Photographs that create this effect by accident!



      The Uncanny Valley is described as a near-identical resemblance to a human being that arouses a sense of unease or revulsion in the person viewing it. (See definition.)

      Examples abound in computer-generated simulations and in humanoid robotics, where the human resemblance comes too close to the mark, falling just short enough to invoke horror. (It's a critical point: If a human simulation is super-close to the original -- the effect doesn't occur. If it's not close enough -- it seems like a caricature and feels harmless.)

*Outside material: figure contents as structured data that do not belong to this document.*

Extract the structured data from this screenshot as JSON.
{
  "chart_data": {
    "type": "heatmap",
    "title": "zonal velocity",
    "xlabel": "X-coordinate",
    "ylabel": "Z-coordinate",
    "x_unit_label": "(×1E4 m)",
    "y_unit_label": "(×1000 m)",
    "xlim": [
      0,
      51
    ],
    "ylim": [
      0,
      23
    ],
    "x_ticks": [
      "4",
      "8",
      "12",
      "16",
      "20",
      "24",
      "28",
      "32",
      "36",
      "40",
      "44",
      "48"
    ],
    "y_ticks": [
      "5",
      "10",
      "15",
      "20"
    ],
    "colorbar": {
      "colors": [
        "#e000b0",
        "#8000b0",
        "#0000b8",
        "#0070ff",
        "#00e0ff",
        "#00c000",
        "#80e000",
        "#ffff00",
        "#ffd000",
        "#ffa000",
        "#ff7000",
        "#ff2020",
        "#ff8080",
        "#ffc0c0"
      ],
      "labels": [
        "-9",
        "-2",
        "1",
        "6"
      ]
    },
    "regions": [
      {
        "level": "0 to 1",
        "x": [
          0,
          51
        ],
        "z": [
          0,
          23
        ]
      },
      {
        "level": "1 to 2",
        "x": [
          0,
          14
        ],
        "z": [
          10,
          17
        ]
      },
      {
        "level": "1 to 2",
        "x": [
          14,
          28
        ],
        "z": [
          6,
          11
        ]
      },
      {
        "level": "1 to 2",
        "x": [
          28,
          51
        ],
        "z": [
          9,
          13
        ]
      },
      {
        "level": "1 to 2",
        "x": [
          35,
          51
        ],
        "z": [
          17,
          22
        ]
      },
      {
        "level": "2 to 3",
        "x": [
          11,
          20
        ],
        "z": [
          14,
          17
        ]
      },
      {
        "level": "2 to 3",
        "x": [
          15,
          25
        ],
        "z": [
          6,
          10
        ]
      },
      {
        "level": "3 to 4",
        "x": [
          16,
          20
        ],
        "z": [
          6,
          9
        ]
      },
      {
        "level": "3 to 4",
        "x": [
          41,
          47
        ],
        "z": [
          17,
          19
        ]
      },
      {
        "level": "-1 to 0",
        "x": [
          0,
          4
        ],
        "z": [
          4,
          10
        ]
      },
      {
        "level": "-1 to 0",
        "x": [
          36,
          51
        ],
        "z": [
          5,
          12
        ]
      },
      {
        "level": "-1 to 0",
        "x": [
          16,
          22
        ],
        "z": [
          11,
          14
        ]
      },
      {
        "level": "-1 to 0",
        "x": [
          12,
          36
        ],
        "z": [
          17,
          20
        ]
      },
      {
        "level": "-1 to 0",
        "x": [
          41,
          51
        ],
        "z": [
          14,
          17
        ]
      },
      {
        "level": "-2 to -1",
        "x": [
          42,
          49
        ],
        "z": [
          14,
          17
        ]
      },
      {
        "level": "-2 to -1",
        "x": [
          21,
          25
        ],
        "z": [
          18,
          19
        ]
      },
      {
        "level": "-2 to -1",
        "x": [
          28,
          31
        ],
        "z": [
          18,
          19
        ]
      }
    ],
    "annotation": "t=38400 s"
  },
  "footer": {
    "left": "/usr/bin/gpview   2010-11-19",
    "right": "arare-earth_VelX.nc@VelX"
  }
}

      Famous 'robotic' examples can be found in this article (www.strangerdimensions.com) and are reproduced below. Most examples of the Uncanny Valley Effect are of robotic or 'humanoid' character. But -- with the advent of CGI -- the Uncanny Valley is also found in games and movies as well, as seen in the third and fourth pictures below (www.buzzfeed.com).



Image: Creepy Girl



Japanese android



Medal of Honor: Warfighter



Polar Express (2004)


      Perhaps a new wrinkle in this phenomenon has developed. I've been finding the Uncanny Valley Effect in so-called normal people, depicted in photographs all across the Web. (Some of the actual images make me shudder.) These photographs all depict beautiful ladies, mostly models or celebrities -- but for some reason, their photographic exteriors look wrong or misconfigured -- at least on my PC screen. The pictures are clean and undoctored, taken mostly from online fashion sites, where (presumably) they were meant to be seen as enticing. The female subjects appear to resemble human beings -- but not quite closely enough, it would seem...















      Is it my imagination? Is it trick photography? Or do some of these pics (especially the last one) chill the blood?